The King will be attending the service along with Camilla, the Queen Consort, and other royal family members at The Cenotaph central London.
The King laid a wreath at the Cenotaph. It pays homage to King George VI and Queen Elizabeth II’s wreaths.
The wreath’s poppies are mounted on an arrangement of black leaves, as is traditional, and its ribbon bears the King’s racing colors of scarlet, purple and gold.
Camilla saw the moment from her balcony at the Foreign, Commonwealth and Development Office. Camilla was presented with a wreath for the first-ever time.
The King and Queen Consort’s wreaths were accompanied by handwritten cards bearing their new cyphers.
At 11 a.m. local, a national two-minute silence was observed (6 a.m. ET). ET), marked by the tolling of Big Ben – which has now officially returned to use after a five-year restoration project.
Other members of the royal household who will be attending the service are William and Kate (Prince and Princess of Wales), Edward and Sophie (Countess and Earl of Wessex), and Princess Anne.
Sunday’s event featured a march by approximately 10,000 Royal British Legion veterans, which included World War Two veterans as well as those who have served in conflicts.
The annual service is held on the Sunday closest to November 11 – the day World War I ended in 1918.
This event honors all those who have lost their lives in conflicts.

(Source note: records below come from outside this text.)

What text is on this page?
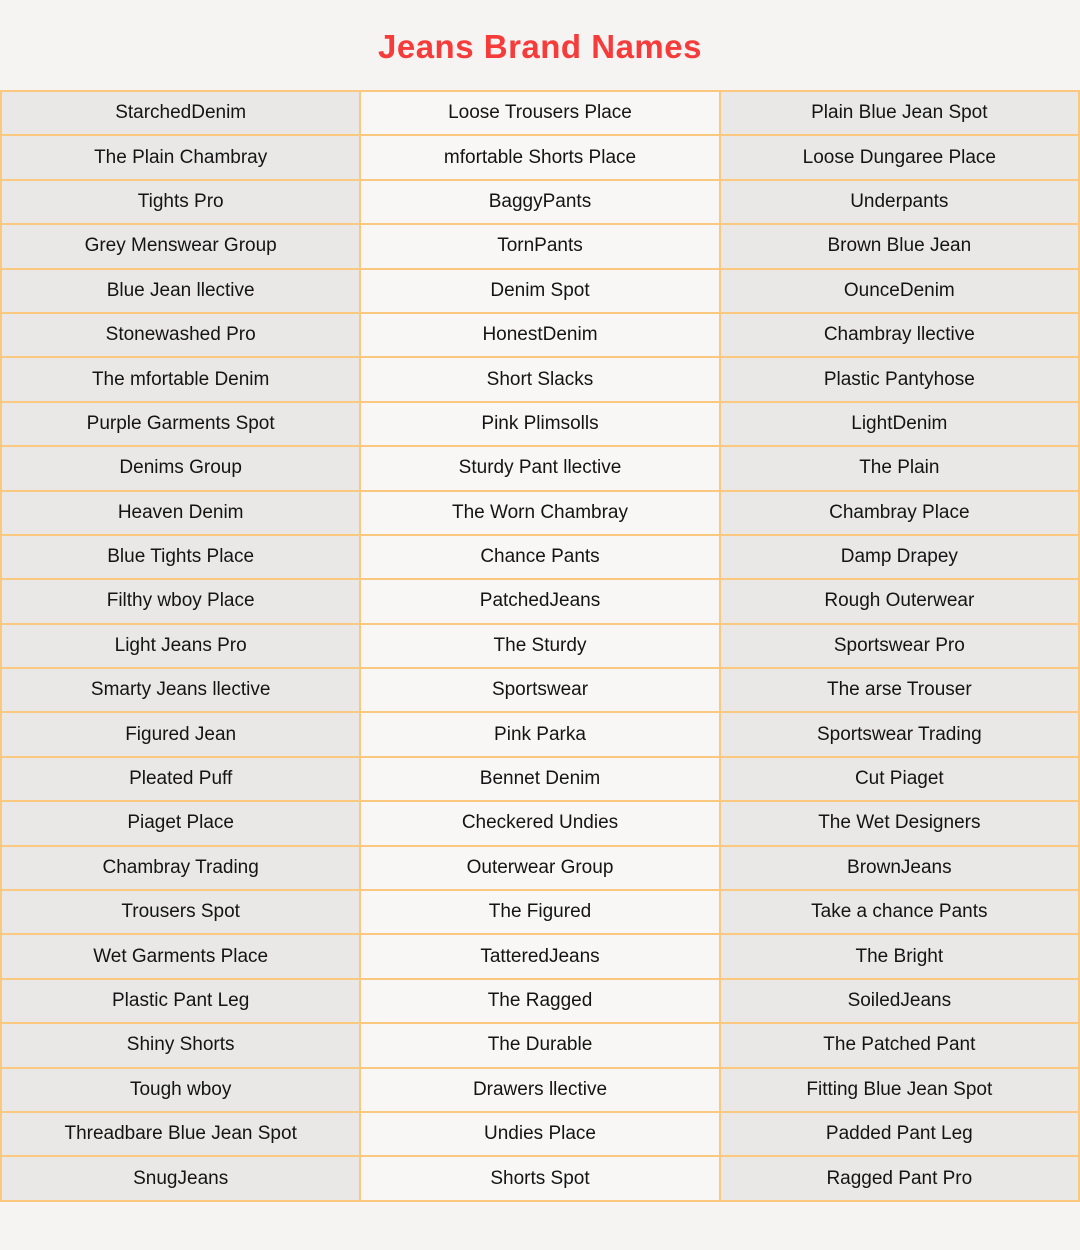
Jeans Brand Names
StarchedDenim	Loose Trousers Place	Plain Blue Jean Spot
The Plain Chambray	mfortable Shorts Place	Loose Dungaree Place
Tights Pro	BaggyPants	Underpants
Grey Menswear Group	TornPants	Brown Blue Jean
Blue Jean llective	Denim Spot	OunceDenim
Stonewashed Pro	HonestDenim	Chambray llective
The mfortable Denim	Short Slacks	Plastic Pantyhose
Purple Garments Spot	Pink Plimsolls	LightDenim
Denims Group	Sturdy Pant llective	The Plain
Heaven Denim	The Worn Chambray	Chambray Place
Blue Tights Place	Chance Pants	Damp Drapey
Filthy wboy Place	PatchedJeans	Rough Outerwear
Light Jeans Pro	The Sturdy	Sportswear Pro
Smarty Jeans llective	Sportswear	The arse Trouser
Figured Jean	Pink Parka	Sportswear Trading
Pleated Puff	Bennet Denim	Cut Piaget
Piaget Place	Checkered Undies	The Wet Designers
Chambray Trading	Outerwear Group	BrownJeans
Trousers Spot	The Figured	Take a chance Pants
Wet Garments Place	TatteredJeans	The Bright
Plastic Pant Leg	The Ragged	SoiledJeans
Shiny Shorts	The Durable	The Patched Pant
Tough wboy	Drawers llective	Fitting Blue Jean Spot
Threadbare Blue Jean Spot	Undies Place	Padded Pant Leg
SnugJeans	Shorts Spot	Ragged Pant Pro
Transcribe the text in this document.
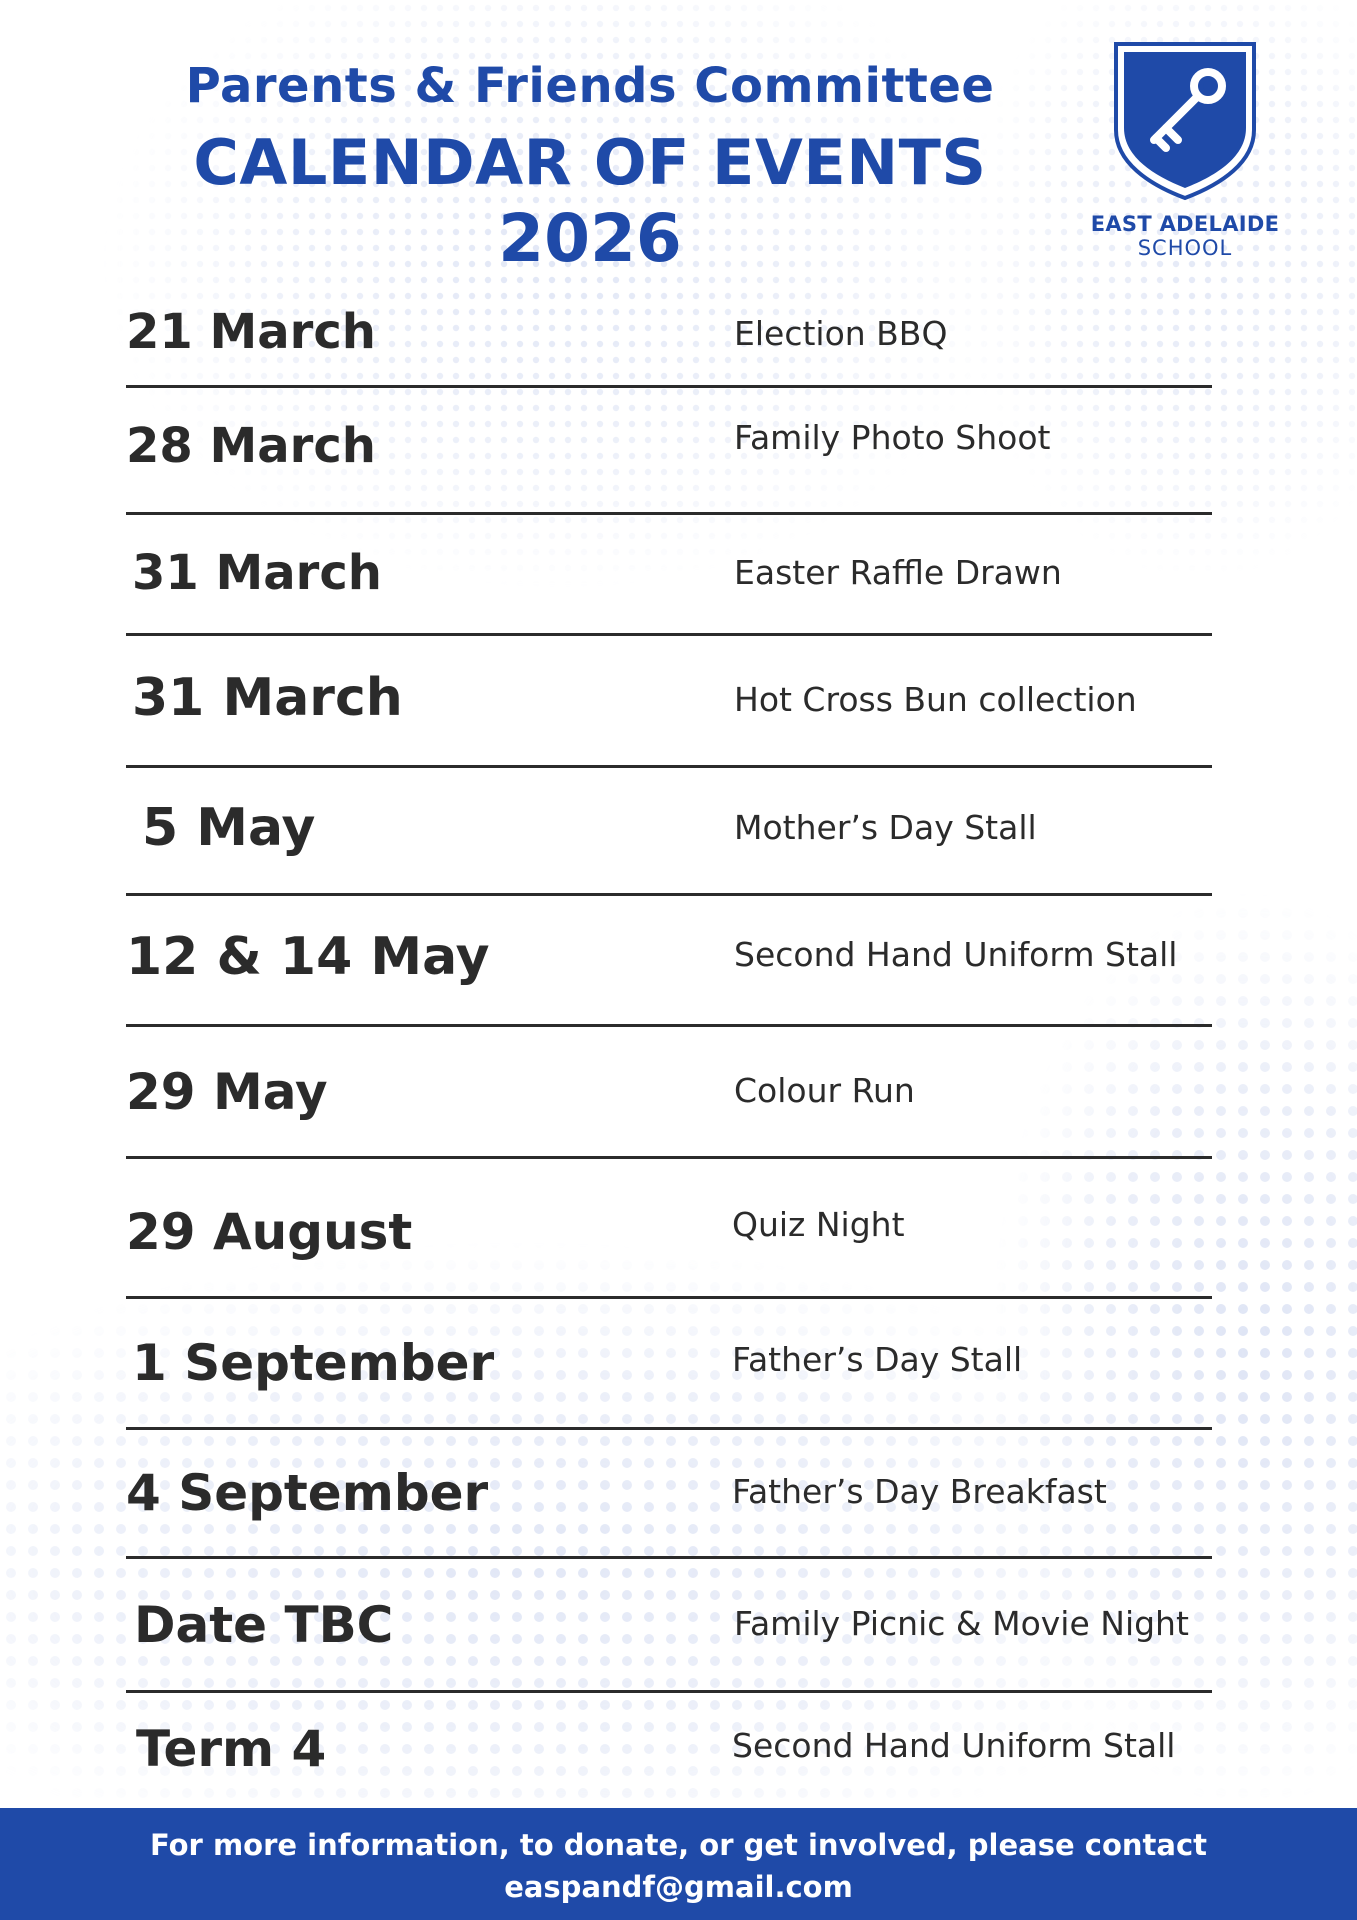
Parents & Friends Committee
CALENDAR OF EVENTS
2026	EAST ADELAIDE
SCHOOL
21 March	Election BBQ
28 March	Family Photo Shoot
31 March	Easter Raffle Drawn
31 March	Hot Cross Bun collection
5 May	Mother’s Day Stall
12 & 14 May	Second Hand Uniform Stall
29 May	Colour Run
29 August	Quiz Night
1 September	Father’s Day Stall
4 September	Father’s Day Breakfast
Date TBC	Family Picnic & Movie Night
Term 4	Second Hand Uniform Stall
For more information, to donate, or get involved, please contact
easpandf@gmail.com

On Saturday evening, members of royal family, including Charles, Camilla and William, attended the annual Royal British Legion Festival of Remembrance held at the Royal Albert Hall. During the event, a video tribute to Queen Elizabeth was made. It also commemorated the 40-year anniversary of the Falklands war.
Charles, 73, became Britain’s monarch following the death of his mother in September. His coronation has been scheduled for next May to allow time to mourn Elizabeth’s death and to plan the ceremony.